I’m glad I decided to take up law.

Cruel Thesis

Penalties will apply to assessed work which exceeds the word limit as follows: 0-10%

 

10% penalty

 

11-29%

 

20% penalty

 

30% and over

 

40% penalty

 

 

…What kind of jackass writes and hands a thesis that goes 30% over the word limit?

The Internship

I’ve completed week one out of three of the internship so far.

 

It’s been a rollercoaster– but it’s getting more and more fun.  Day one was just a lot of formal training in matters of the office, sort of like a primer on what resources we had at our disposal and who to ask if we needed help.  Day two was where things got difficult– I was thrown into the deep end with my own desk and was almost immediately given tasks to work on.  It was daunting at first. I supposed I should have expected it from the company that gave me the most difficult interviews to date, but the work required an incredible amount of competency and knowledge from day one.  Competency and knowledge that I didn’t already have.

So I spent a lot of time familiarising myself with the area of law to begin with, and then getting things done.  Nobody spoon fed me anything.  I can’t say that I expected spoon feeding, but I guess I expected a bit of legal training that would allow me to take on the jobs more effectively.

The first day that I worked on significant tasks, I felt like I had been a flop– I had based some of my arguments for an advice on caselaw that had very recently been overturned, which lead to a hella lot of confusion about the matter. I felt like I wasn’t doing all that well.  My immediate coworkers often work headphones and seldom spoke to me, probably because of language barrier issues.  I felt quite isolated and alone, knowing that the work assigned to me was expected to be returned sooner than later.

That’s just really the beginning, and I suppose all beginnings are a bit rough.  [DilligentB] asked me a couple of weeks ago if I was feeling anything particular about coming to HK, or finally getting clerkship equivalent work.  At the time, my response was, nope.  Nothing.  It was just another plane, another job.

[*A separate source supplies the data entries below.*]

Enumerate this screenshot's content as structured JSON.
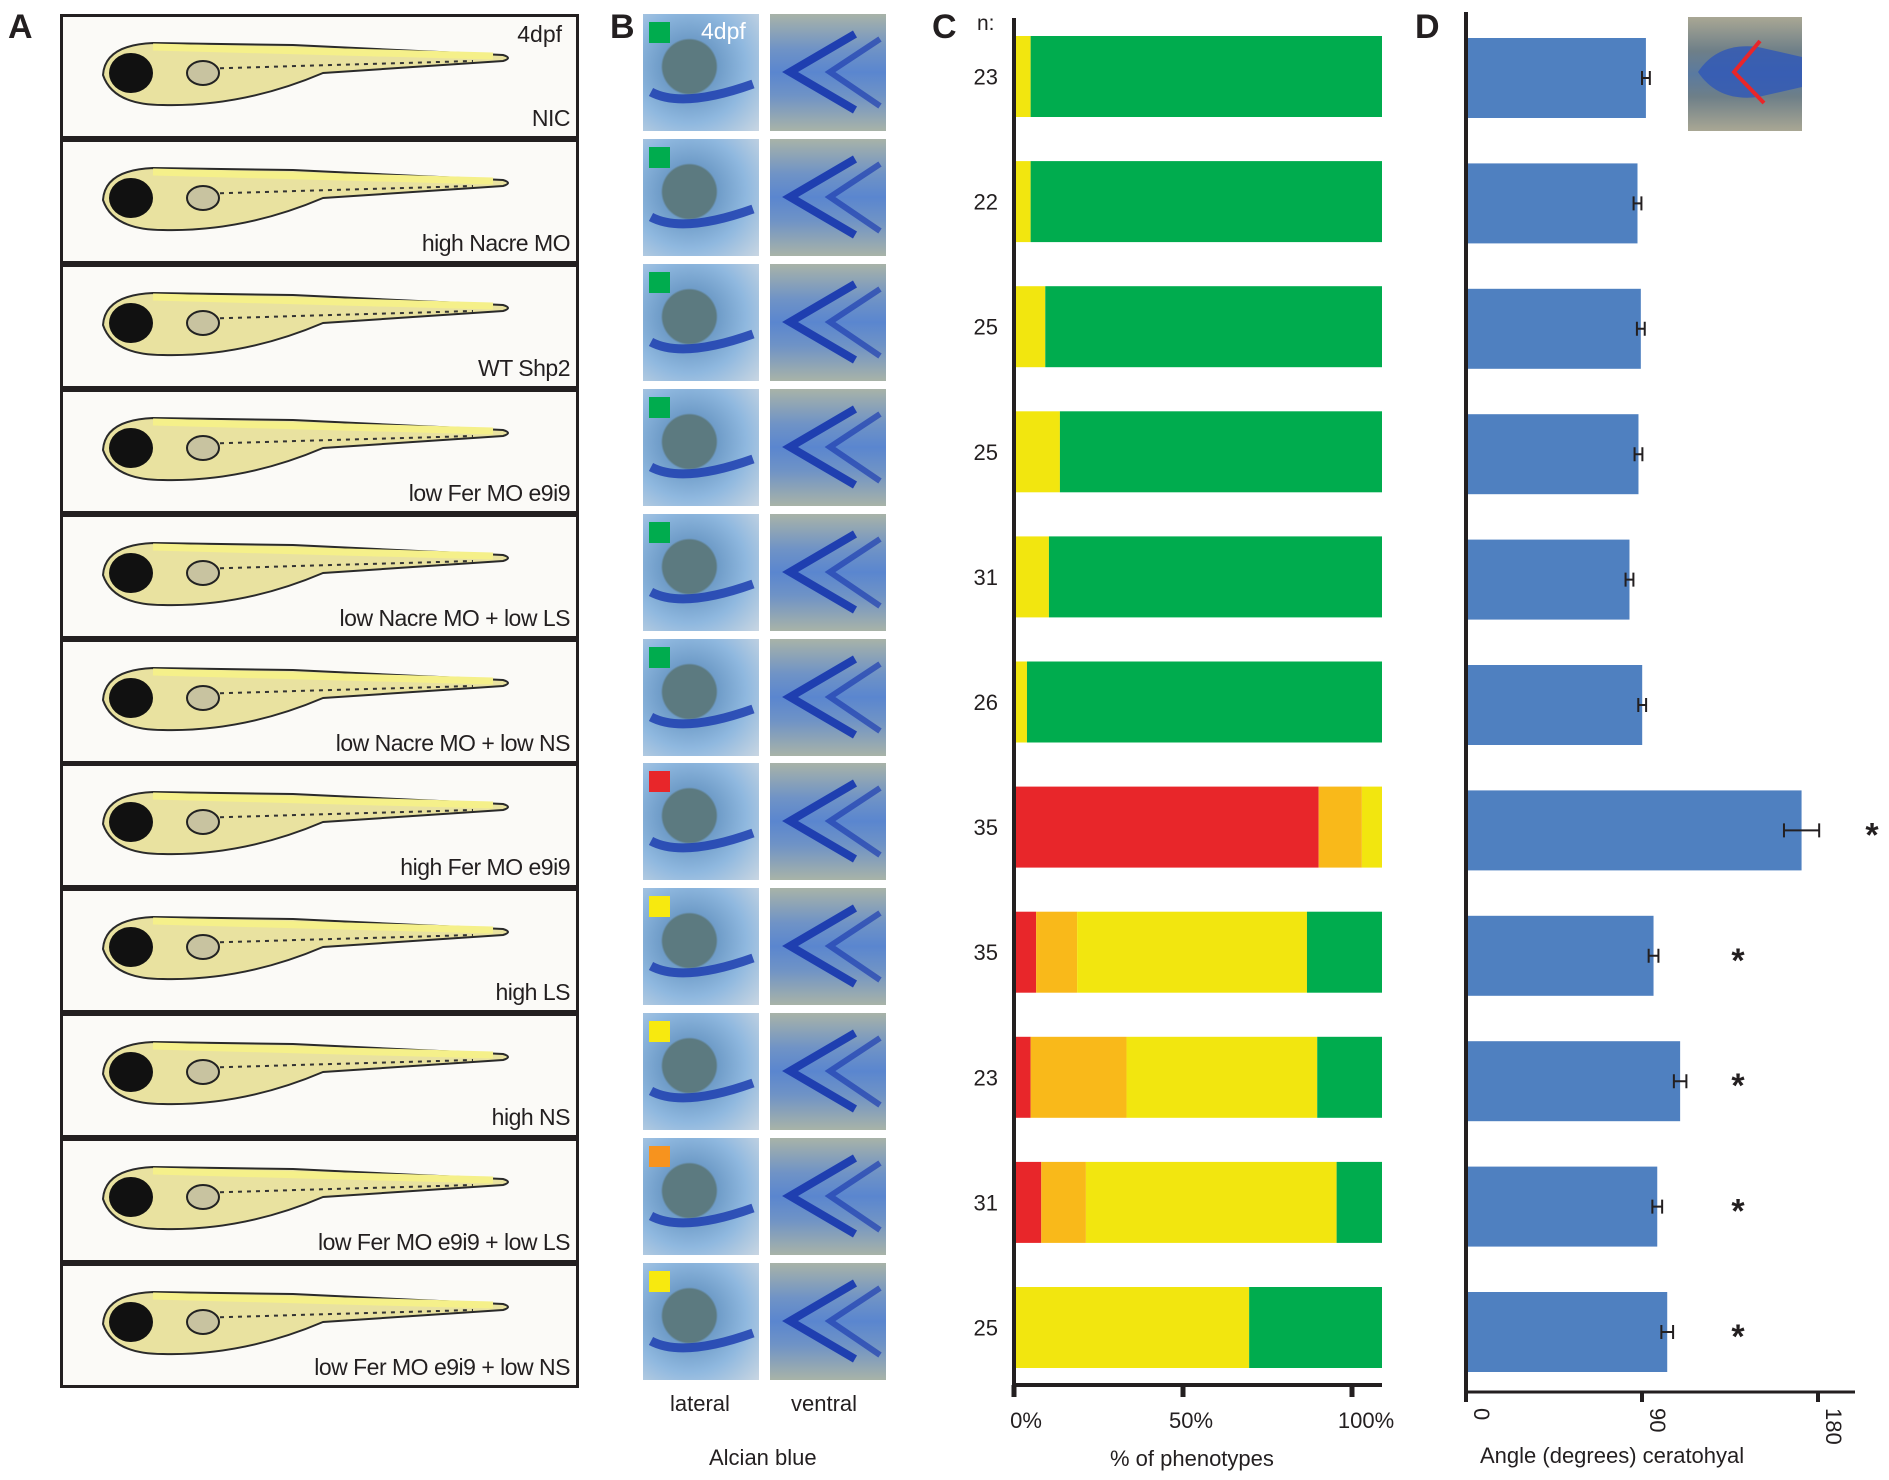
{
  "panels": {
    "a": "A",
    "b": "B",
    "c": "C",
    "d": "D"
  },
  "panel_a": {
    "stage_label": "4dpf",
    "conditions": [
      "NIC",
      "high Nacre MO",
      "WT Shp2",
      "low Fer MO e9i9",
      "low Nacre MO + low LS",
      "low Nacre MO + low NS",
      "high Fer MO e9i9",
      "high LS",
      "high NS",
      "low Fer MO e9i9 + low LS",
      "low Fer MO e9i9 + low NS"
    ]
  },
  "panel_b": {
    "stage_label": "4dpf",
    "phenotype_colors": [
      "#00ac4e",
      "#00ac4e",
      "#00ac4e",
      "#00ac4e",
      "#00ac4e",
      "#00ac4e",
      "#e8262a",
      "#f7e90f",
      "#f7e90f",
      "#f7931e",
      "#f7e90f"
    ],
    "view_labels": {
      "lateral": "lateral",
      "ventral": "ventral"
    },
    "stain_label": "Alcian blue"
  },
  "chart_data": [
    {
      "type": "bar",
      "orientation": "horizontal-stacked",
      "n_header": "n:",
      "categories": [
        "23",
        "22",
        "25",
        "25",
        "31",
        "26",
        "35",
        "35",
        "23",
        "31",
        "25"
      ],
      "series": [
        {
          "color": "#e8262a",
          "values": [
            0,
            0,
            0,
            0,
            0,
            0,
            82.7,
            5.5,
            4,
            6.9,
            0
          ]
        },
        {
          "color": "#f9b91a",
          "values": [
            0,
            0,
            0,
            0,
            0,
            0,
            11.8,
            11.2,
            26.2,
            12.2,
            0
          ]
        },
        {
          "color": "#f2e60f",
          "values": [
            4,
            4,
            8,
            12,
            9,
            3,
            5.5,
            62.8,
            52.1,
            68.5,
            63.7
          ]
        },
        {
          "color": "#00ac4e",
          "values": [
            96,
            96,
            92,
            88,
            91,
            97,
            0,
            20.5,
            17.7,
            12.4,
            36.3
          ]
        }
      ],
      "xticks": [
        0,
        50,
        100
      ],
      "xtick_labels": [
        "0%",
        "50%",
        "100%"
      ],
      "xlabel": "% of phenotypes",
      "xlim": [
        0,
        100
      ]
    },
    {
      "type": "bar",
      "orientation": "horizontal",
      "values": [
        92,
        87.7,
        89.4,
        88.2,
        83.6,
        90.1,
        171.6,
        95.9,
        109.5,
        97.8,
        102.9
      ],
      "errors": [
        2,
        2,
        2,
        2,
        2,
        2,
        9,
        2.5,
        3.2,
        2.5,
        3
      ],
      "significant": [
        false,
        false,
        false,
        false,
        false,
        false,
        true,
        true,
        true,
        true,
        true
      ],
      "significance_marker": "*",
      "bar_color": "#4f80c0",
      "xticks": [
        0,
        90,
        180
      ],
      "xtick_labels": [
        "0",
        "90",
        "180"
      ],
      "xlabel": "Angle (degrees) ceratohyal",
      "xlim": [
        0,
        180
      ]
    }
  ]
}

But at the same time, I told her that I knew that from past experiences, I’d be the person who would definitely get the jitters once I actually started at the new job– I’d be doubting myself, I’d not know who to ask and I’d not know how to do much.  So as much as I can say that the first few days at this internship were pretty rough, it’s on par for the course– this is always me at a new job, and I suspect that this story largely retells itself for everyone in their own circumstances when they try something new.

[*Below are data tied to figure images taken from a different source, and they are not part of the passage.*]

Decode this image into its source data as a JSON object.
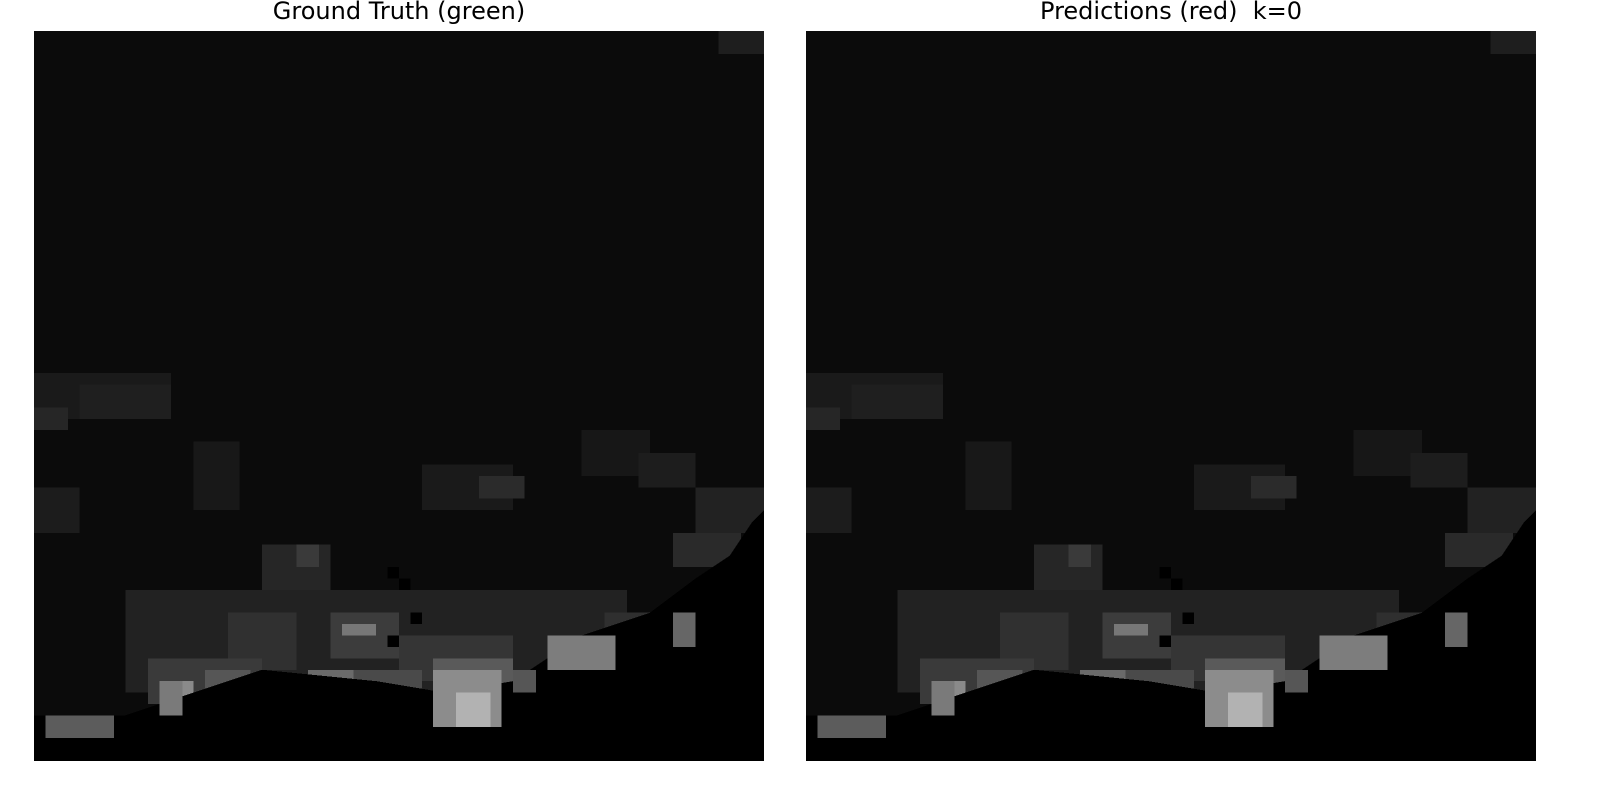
{
  "panels": [
    {
      "title": "Ground Truth (green)",
      "kind": "grayscale-image-patch"
    },
    {
      "title": "Predictions (red)  k=0",
      "kind": "grayscale-image-patch"
    }
  ],
  "colors": {
    "page_background": "#ffffff",
    "image_dark": "#0b0b0b",
    "masked_region": "#000000",
    "title_text": "#000000"
  }
}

Now that I’ve gotten a whole week of the work done, I feel quite confident. I’ve been knocking down tasks that I’d never tried before– things which a week ago were impossibly difficult, and simply scary, are now things that I can do.

 

I’ve gotten to know my co-workers a bit better too.  Spending a bit of time with them at the Christmas Party, where I went in drag with the other interns (well, myself and another guy dressed up as Catwomen, while the three female interns dressed up as normal Catwomen), and helping out at a charity christmas event on Saturday (yesterday) gave me the chance to get a lot more comfortable with everyone.

 

I remember thinking, at the Christmas Part– it was observing a tightly knit tribe in it’s natural habitat.  The party did have it’s share of lame events– like a magic show and some pretty terrible singing– but you can tell that if you’d been working there, they were all inside jokes that everyone actually really enjoyed.  It had all the indications of a large family.

After the party I was a bit sad, to be honest– because after having such a great time in just my first week, the reality remains: very few of us will actually be offered training contracts at the end of all this. So all this might pass.  While getting to know all these people has been a privilege, perhaps I’m thinking too deeply into how much I’m going to miss this place if I am not invited to come back to it.

 

It’s been nonstop.  I finished exams less than two weeks ago, moved from the old apartment to the new one, and flew out here to HK to start interning.  Maybe mentally I’m just trying to catch up with everything that’s been going on, and maybe I need to be more positive?

 

Rush Hour

Wish I could lift an arm to give the guy spooning me a breath mint.

Hong Kong rush hour train. Enough said.